Burhan Qurbani voulait adopter le point de vue d’un homme venu d’Afrique. Le cinéaste est lui-même issu d’une minorité, la communauté afghane. "A Berlin, il y a énormément d’immigrés de pays arabes visibles et plutôt bien intégrés, ce qui n’est pas forcément le cas des immigrés africains. Je voulais mettre l’accent sur la parole de l’un d’entre eux. Francis est le visage mais également la voix et l’histoire de tous ces hommes venus d’Afrique. Berlin Alexanderplatz n’est pas tant un film sur les réfugiés mais plus un récit sur les conditions qui poussent ces immigrés à quitter leur pays", raconte-t-il.
Par le passé, il y a eu deux autres adaptations du roman d’Alfred Döblin : Berlin Alexanderplatz (1930) de Phil Jutzi et Berlin Alexanderplatz (1980) de Rainer Werner Fassbinder, une série de 14 épisodes. "Dans les années 1930, Berlin représentait une ville qui figurait l’échange et l’excès. Dans le roman d’Alfred Döblin, la ville est représentée comme une Babylone moderne. Elle symbolise la lumière mais également l’obscurité. Et tous les nouveaux arrivants peuvent ressentir cette énergie et ces ténèbres", confie Burhan Qurbani.
A l'origine, Burhan Qurbani comptait choisir un acteur non-professionnel pour incarner Franz. Mais la complexité inhérente au personnage l'a finalement poussé à prendre un comédien professionnel. Il se rappelle : "On a cherché dans plusieurs pays, sans succès. Puis, en 2017, ma directrice de casting, Susanne Marquardt, a vu le film brésilien Joaquim, en compétition à la Berlinale. Welket Bungué y tenait un rôle secondaire. Susanne m’a suggéré son nom même si je n’étais pas forcément convaincu de ce choix car assez éloigné de la description du personnage de Franz dans le texte d’Alfred Döblin. Lorsque j’ai rencontré Welket pour la première fois, ce fut comme une évidence."
Dascha Dauenhauer a signé la musique du film en s'inspirant de Wagner. "Il fallait quelque chose qui fonctionne avec des thèmes, des motifs et des leitmotivs. Un peu comme un opéra finalement", explique Burhan Qurbani.

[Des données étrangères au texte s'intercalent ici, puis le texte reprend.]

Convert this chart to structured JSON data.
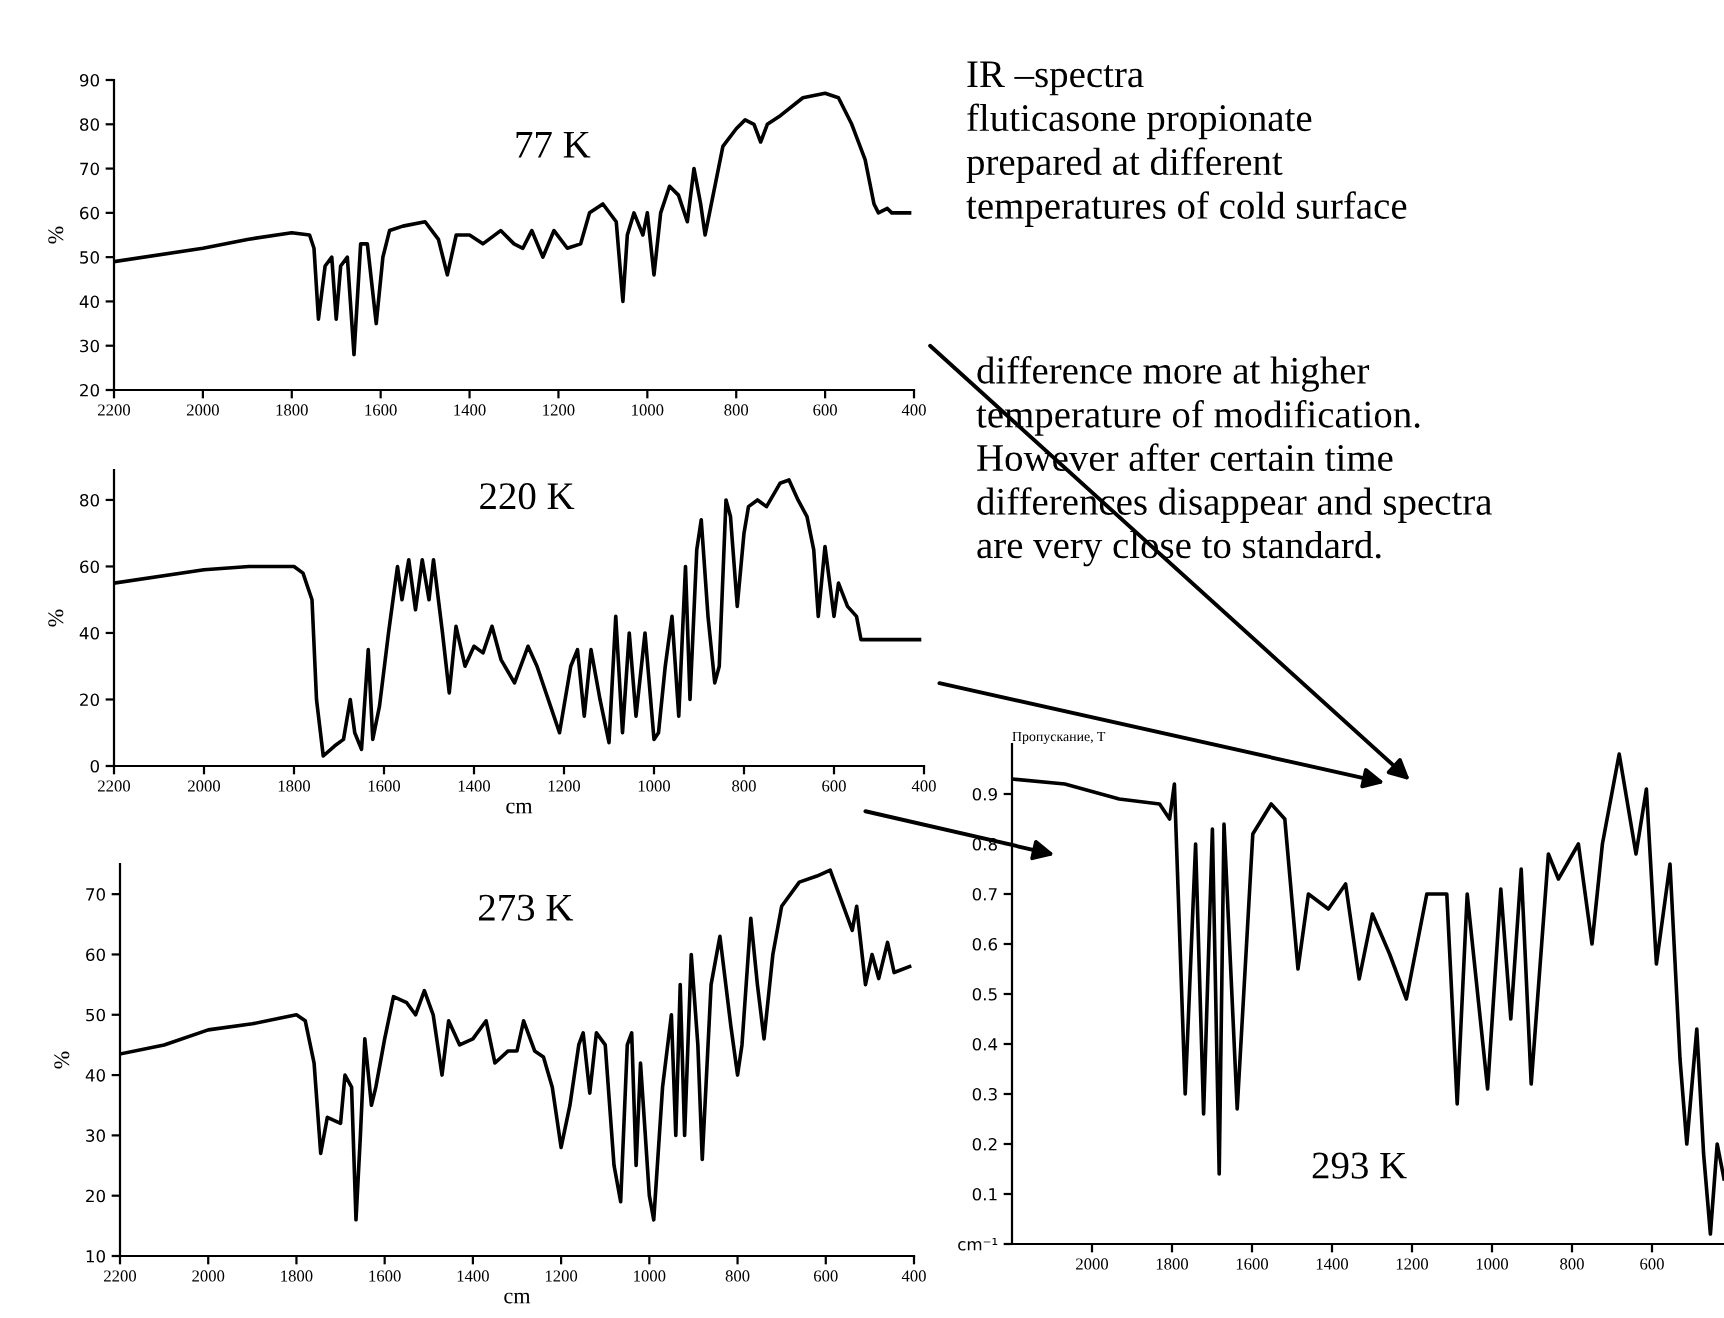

Burhan Qurbani connaît Jella Haase, qui joue Mieze, depuis des années. Pour ce rôle, le metteur en scène cherchait une actrice capable d’incarner une femme-enfant, avec un mélange de sagesse et de naïveté. Albrecht Schuch, interprète de Reinhold, "avait déjà en lui ce vide sombre et cette colère mystérieuse. Deux éléments indispensables du personnage. Comme c’est le cas avec Jella, il joue la carte de la dichotomie puisqu’il interprète un homme aussi épouvantable que fascinant", confie le réalisateur.

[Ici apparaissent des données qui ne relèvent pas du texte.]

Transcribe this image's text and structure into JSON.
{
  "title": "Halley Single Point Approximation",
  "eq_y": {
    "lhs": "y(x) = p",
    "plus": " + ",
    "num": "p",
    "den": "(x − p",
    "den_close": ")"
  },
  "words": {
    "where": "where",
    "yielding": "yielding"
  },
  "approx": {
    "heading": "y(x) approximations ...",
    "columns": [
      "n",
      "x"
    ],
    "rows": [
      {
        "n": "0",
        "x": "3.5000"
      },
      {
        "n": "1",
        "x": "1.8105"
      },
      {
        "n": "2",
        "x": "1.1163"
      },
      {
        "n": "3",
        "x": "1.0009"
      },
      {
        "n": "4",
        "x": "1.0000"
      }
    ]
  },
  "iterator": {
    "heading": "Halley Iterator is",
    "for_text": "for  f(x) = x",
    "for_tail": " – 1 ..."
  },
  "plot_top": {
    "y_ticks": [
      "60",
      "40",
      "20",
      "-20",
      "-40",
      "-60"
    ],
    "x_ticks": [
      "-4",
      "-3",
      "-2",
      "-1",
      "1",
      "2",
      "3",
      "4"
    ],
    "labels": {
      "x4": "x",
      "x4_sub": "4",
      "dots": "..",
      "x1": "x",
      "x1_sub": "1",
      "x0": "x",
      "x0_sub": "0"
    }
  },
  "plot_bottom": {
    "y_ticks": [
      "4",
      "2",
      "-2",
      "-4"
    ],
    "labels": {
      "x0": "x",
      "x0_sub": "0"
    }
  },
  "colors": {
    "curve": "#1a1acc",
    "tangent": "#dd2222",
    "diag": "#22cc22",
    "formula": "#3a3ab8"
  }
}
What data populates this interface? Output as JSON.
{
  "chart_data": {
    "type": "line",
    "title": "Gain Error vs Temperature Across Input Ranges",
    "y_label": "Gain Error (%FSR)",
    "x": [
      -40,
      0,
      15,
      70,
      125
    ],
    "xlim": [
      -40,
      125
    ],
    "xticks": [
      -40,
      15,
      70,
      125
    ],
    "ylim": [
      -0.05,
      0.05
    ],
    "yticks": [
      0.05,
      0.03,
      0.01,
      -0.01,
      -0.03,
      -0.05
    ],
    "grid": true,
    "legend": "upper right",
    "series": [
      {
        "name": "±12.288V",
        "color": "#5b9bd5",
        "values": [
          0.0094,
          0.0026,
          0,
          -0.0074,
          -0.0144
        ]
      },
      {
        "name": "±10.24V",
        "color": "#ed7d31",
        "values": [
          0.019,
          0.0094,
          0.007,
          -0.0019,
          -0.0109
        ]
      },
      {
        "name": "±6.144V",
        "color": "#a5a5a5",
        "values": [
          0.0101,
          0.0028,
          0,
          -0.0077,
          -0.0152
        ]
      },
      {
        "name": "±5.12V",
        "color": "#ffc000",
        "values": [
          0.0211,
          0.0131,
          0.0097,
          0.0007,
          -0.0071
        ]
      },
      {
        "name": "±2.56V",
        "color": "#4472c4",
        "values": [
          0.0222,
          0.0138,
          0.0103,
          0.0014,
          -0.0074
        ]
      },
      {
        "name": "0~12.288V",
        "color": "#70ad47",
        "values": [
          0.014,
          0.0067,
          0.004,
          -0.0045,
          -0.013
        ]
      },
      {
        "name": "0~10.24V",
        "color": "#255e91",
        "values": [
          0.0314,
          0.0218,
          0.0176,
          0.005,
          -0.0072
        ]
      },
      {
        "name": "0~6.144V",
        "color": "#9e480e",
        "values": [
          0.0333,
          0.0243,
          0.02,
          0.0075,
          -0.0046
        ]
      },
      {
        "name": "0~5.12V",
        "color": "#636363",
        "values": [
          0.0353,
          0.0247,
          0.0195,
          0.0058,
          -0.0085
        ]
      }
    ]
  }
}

Burhan Qurbani explique au sijet du roman : "Parmi les textes fondateurs de la littérature allemande du XXème siècle, il figure en bonne place. Berlin Alexanderplatz d’Alfred Döblin n’est pas aisé à définir. Ceux qui voudraient se dérober à l’exercice parleraient de roman à tiroirs. Car ici, les intrigues sont multiples. L’histoire de la sortie de prison de Franz Biberkopf, criminel ayant purgé une peine pour l’assassinat de sa femme, n’est que le point de départ d’un terrible engrenage dans lequel le personnage va se retrouver entraîné. Et le lecteur avec. Plus qu’un roman, le texte d’Alfred Döblin fait penser à une série. Il est d’ailleurs structuré comme tel avec ces différents chapitres"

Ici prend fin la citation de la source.